Maslow served as a professor at Brandeis University from 1951 to 1969, and as president of the American Psychological Association. A 2002 survey in the Review of General Psychology ranked him as the tenth most cited psychologist of the twentieth century.5

His study of self-actualized individuals drew criticism for its methodology. The sample was heavily weighted toward educated Western men, including Thomas Jefferson, Abraham Lincoln, and Albert Einstein, with fewer women such as Eleanor Roosevelt.6 Maslow died of a heart attack on June 8, 1970, in Menlo Park, California, at the age of sixty-two.

1943
Maslow publishes "A Theory of Human Motivation" in Psychological Review.
1954
Motivation and Personality expands the hierarchy into a full theoretical framework.
1960
Charles McDermid introduces the pyramid diagram in Business Horizons, a visual Maslow never created.
1962
Toward a Psychology of Being advances the humanistic psychology movement.

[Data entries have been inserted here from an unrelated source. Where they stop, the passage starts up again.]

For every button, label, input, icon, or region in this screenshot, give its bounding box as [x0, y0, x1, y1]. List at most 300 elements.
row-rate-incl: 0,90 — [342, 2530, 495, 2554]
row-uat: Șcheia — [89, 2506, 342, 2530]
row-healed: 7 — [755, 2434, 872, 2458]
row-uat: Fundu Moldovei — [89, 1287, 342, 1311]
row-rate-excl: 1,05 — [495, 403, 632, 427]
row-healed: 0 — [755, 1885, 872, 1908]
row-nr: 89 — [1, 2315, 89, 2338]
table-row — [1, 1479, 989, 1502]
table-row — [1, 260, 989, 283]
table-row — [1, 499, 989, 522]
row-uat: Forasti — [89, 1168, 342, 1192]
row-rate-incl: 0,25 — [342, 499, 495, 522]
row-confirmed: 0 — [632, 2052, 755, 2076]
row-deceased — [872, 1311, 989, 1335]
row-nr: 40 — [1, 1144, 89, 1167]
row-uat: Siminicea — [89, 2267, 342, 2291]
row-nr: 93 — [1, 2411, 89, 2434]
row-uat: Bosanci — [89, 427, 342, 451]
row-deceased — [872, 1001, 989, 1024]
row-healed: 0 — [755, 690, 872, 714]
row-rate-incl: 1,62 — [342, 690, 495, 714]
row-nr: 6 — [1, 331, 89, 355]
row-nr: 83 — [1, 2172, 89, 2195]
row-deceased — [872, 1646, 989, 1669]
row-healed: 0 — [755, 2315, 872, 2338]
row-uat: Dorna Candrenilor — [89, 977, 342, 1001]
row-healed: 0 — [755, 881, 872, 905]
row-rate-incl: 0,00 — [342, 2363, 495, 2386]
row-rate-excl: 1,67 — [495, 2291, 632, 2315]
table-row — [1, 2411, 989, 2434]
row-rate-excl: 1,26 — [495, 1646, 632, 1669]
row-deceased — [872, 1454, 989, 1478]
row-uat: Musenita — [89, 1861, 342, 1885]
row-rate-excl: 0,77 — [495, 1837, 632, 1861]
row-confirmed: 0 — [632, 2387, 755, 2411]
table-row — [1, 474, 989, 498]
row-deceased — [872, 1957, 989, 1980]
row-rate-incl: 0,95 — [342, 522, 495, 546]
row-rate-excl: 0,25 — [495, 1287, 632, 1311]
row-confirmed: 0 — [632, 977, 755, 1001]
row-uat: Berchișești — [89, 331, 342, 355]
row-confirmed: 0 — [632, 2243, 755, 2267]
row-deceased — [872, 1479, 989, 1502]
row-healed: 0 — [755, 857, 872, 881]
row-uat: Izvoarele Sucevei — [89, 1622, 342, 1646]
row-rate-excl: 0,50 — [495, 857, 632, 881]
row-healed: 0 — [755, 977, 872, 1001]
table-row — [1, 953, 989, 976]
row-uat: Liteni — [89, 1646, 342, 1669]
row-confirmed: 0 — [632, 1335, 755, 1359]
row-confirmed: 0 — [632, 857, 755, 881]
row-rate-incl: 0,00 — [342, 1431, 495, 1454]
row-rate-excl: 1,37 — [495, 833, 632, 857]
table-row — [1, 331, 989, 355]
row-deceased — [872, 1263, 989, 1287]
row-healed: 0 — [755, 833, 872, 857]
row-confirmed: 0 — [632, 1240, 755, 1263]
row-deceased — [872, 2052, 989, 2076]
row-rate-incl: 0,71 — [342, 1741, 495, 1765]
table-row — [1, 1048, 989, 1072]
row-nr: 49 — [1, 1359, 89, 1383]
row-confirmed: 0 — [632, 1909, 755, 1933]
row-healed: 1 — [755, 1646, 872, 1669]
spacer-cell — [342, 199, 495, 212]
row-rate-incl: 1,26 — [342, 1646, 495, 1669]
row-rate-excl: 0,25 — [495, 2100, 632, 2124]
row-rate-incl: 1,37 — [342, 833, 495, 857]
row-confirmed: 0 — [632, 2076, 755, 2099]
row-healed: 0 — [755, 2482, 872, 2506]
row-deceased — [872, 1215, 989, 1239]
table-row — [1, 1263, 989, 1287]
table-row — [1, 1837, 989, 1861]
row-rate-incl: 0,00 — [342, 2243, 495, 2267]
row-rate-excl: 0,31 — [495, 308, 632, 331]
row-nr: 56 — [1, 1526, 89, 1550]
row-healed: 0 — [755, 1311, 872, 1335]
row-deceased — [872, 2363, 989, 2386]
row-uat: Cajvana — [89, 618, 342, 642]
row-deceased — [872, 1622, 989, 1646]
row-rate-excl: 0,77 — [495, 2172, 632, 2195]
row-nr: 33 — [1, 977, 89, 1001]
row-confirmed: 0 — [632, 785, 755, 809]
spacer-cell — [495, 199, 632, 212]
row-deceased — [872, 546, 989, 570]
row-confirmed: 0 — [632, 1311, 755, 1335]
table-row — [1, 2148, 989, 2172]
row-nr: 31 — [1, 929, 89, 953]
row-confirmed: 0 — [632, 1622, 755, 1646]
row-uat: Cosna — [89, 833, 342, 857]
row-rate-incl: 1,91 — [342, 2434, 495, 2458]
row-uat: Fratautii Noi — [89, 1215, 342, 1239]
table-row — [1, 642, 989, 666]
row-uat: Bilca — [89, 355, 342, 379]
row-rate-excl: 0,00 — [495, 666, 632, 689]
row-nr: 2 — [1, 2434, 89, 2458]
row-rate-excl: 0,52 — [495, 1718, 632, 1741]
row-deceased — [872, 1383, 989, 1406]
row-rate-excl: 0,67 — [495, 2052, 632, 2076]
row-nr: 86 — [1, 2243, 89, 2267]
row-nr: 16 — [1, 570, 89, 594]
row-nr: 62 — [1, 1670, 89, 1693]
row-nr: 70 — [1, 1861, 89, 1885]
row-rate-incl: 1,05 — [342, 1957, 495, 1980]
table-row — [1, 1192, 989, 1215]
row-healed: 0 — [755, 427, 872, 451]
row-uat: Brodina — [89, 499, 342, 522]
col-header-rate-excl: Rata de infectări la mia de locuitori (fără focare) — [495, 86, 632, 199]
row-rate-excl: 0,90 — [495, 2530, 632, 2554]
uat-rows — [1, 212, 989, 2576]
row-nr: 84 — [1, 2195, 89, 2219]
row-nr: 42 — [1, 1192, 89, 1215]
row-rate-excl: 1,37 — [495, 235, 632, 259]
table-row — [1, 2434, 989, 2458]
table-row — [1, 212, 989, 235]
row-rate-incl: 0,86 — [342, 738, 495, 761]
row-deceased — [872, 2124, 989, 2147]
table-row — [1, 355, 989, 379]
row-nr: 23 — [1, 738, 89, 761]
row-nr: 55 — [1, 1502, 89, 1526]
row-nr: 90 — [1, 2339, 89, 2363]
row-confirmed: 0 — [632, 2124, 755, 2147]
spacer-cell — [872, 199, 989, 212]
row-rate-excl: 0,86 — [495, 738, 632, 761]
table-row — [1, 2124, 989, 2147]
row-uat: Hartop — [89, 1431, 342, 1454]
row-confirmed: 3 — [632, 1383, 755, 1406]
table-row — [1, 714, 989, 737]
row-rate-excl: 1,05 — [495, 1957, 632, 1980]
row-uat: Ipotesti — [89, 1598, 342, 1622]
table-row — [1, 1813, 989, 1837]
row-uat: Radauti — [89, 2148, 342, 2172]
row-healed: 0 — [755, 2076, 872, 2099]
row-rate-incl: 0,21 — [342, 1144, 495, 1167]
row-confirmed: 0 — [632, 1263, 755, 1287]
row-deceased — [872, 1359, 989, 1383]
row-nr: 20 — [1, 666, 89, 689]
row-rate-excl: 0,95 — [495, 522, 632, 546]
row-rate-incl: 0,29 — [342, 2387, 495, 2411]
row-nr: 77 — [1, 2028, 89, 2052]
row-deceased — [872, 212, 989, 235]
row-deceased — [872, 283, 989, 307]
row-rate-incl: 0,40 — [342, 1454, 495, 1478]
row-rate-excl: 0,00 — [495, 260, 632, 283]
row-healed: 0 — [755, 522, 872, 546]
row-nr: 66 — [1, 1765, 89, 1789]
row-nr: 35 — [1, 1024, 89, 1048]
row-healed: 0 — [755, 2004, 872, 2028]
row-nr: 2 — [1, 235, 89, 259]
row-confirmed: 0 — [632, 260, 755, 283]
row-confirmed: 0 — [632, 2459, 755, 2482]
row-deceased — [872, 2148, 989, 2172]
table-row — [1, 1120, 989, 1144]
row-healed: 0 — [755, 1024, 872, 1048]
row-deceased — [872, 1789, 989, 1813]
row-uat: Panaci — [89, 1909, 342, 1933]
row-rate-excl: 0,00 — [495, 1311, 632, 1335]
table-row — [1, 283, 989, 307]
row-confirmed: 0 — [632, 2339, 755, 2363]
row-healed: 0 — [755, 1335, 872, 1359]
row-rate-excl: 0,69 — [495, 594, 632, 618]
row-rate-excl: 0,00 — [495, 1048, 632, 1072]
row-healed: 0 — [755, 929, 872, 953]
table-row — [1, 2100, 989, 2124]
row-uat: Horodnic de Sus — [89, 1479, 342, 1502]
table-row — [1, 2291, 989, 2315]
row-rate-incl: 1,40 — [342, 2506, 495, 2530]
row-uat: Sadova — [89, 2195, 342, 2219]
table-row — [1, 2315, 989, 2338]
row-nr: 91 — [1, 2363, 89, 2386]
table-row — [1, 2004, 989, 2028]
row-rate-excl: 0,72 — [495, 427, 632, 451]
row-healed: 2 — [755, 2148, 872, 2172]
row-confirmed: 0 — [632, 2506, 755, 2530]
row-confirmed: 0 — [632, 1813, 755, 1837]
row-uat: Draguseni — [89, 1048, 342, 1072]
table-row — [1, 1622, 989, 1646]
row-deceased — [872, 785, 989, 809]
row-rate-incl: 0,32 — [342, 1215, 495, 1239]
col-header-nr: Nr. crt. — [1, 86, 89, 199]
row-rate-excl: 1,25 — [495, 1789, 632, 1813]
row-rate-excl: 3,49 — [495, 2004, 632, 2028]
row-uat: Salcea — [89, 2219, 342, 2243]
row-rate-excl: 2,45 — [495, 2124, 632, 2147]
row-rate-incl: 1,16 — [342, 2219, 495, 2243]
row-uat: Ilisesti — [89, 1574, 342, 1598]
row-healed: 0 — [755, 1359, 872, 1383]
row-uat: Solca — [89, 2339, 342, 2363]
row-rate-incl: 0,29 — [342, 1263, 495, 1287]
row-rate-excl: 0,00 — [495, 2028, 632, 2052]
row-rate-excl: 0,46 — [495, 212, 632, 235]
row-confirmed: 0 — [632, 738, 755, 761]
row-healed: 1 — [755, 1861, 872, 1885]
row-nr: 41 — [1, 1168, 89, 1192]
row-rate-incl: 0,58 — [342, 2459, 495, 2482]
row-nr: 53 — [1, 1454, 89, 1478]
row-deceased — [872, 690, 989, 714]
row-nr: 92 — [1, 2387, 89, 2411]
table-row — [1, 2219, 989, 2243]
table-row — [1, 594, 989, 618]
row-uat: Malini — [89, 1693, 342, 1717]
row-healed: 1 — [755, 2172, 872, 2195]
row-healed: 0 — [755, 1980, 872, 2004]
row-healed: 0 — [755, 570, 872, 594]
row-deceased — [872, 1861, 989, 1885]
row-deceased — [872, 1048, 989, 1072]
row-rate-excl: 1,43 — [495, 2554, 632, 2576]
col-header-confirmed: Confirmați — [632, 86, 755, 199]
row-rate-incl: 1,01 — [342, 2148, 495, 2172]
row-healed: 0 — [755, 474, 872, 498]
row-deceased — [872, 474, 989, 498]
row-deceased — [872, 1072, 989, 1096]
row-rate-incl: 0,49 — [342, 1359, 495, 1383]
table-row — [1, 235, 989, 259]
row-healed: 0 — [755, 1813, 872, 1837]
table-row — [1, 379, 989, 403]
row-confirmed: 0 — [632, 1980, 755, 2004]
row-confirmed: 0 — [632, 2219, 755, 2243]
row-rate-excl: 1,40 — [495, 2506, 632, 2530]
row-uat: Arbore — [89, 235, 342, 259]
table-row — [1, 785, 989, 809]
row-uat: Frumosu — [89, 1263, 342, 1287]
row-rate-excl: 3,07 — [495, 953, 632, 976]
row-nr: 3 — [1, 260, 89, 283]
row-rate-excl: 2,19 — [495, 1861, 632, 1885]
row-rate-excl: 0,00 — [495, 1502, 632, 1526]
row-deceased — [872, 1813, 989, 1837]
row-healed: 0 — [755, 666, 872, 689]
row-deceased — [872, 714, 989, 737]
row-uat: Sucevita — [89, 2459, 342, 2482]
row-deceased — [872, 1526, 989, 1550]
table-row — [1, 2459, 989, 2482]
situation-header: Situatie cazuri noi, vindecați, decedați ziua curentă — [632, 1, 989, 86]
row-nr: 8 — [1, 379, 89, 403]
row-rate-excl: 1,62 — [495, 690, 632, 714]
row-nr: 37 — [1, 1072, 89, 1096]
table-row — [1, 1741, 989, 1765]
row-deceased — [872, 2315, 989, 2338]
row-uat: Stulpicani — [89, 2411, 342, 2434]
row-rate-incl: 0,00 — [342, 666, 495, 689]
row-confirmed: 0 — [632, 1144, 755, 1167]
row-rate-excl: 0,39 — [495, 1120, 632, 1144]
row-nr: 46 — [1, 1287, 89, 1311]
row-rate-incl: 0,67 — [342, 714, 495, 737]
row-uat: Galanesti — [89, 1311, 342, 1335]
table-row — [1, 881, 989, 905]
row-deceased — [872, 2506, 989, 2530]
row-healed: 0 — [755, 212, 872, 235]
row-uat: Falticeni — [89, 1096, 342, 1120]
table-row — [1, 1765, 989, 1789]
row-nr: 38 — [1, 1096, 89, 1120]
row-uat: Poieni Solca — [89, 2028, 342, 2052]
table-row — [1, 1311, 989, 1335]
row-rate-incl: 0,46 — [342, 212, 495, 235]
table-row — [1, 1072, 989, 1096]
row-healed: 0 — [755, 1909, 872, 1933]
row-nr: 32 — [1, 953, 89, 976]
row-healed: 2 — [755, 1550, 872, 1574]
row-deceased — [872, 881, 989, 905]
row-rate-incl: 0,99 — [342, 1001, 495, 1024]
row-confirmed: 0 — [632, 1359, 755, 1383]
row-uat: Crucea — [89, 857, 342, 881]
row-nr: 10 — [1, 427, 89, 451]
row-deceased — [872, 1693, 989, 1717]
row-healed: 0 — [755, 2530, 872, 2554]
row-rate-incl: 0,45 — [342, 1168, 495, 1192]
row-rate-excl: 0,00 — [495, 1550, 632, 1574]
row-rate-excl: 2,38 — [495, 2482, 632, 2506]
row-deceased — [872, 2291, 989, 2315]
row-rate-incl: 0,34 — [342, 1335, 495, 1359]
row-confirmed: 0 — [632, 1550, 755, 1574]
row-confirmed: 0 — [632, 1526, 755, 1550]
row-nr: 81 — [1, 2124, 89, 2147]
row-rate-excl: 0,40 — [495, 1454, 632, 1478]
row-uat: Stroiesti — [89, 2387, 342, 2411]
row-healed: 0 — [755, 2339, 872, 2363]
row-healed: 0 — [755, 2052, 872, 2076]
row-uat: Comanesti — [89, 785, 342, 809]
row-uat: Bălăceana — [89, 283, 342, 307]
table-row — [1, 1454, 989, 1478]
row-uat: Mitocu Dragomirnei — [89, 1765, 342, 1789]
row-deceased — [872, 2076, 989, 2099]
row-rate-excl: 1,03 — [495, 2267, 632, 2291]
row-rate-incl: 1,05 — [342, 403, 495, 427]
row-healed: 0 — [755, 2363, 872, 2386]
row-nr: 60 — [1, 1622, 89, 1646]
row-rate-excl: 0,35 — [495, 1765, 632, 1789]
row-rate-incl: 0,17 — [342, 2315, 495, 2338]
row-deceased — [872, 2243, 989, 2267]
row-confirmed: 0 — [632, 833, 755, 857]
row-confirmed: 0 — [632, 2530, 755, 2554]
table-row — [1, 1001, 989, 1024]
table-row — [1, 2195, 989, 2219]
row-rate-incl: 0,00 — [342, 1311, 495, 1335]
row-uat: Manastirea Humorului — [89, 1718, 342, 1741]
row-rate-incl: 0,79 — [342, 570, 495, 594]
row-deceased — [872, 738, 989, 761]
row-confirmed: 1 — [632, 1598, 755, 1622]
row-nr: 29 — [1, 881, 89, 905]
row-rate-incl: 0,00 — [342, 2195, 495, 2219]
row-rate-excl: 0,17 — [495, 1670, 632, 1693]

1 Edward Hoffman, The Right to Be Human: A Biography of Abraham Maslow (Los Angeles: Jeremy P. Tarcher, 1988).
2 Abraham Maslow, "A Theory of Human Motivation," Psychological Review 50, no. 4 (1943), 370-396.
3 Charles McDermid, "How Money Motivates Men," Business Horizons 3, no. 4 (1960).
4 Mark E. Koltko-Rivera, "Rediscovering the Later Version of Maslow's Hierarchy of Needs: Self-Transcendence and Opportunities for Theory, Research, and Unification," Review of General Psychology 10, no. 4 (2006).
5 Steven J. Haggbloom et al., "The 100 Most Eminent Psychologists of the 20th Century," Review of General Psychology 6, no. 2 (2002).
6 Saul McLeod, "Maslow's Hierarchy of Needs," Simply Psychology (2007, updated 2024).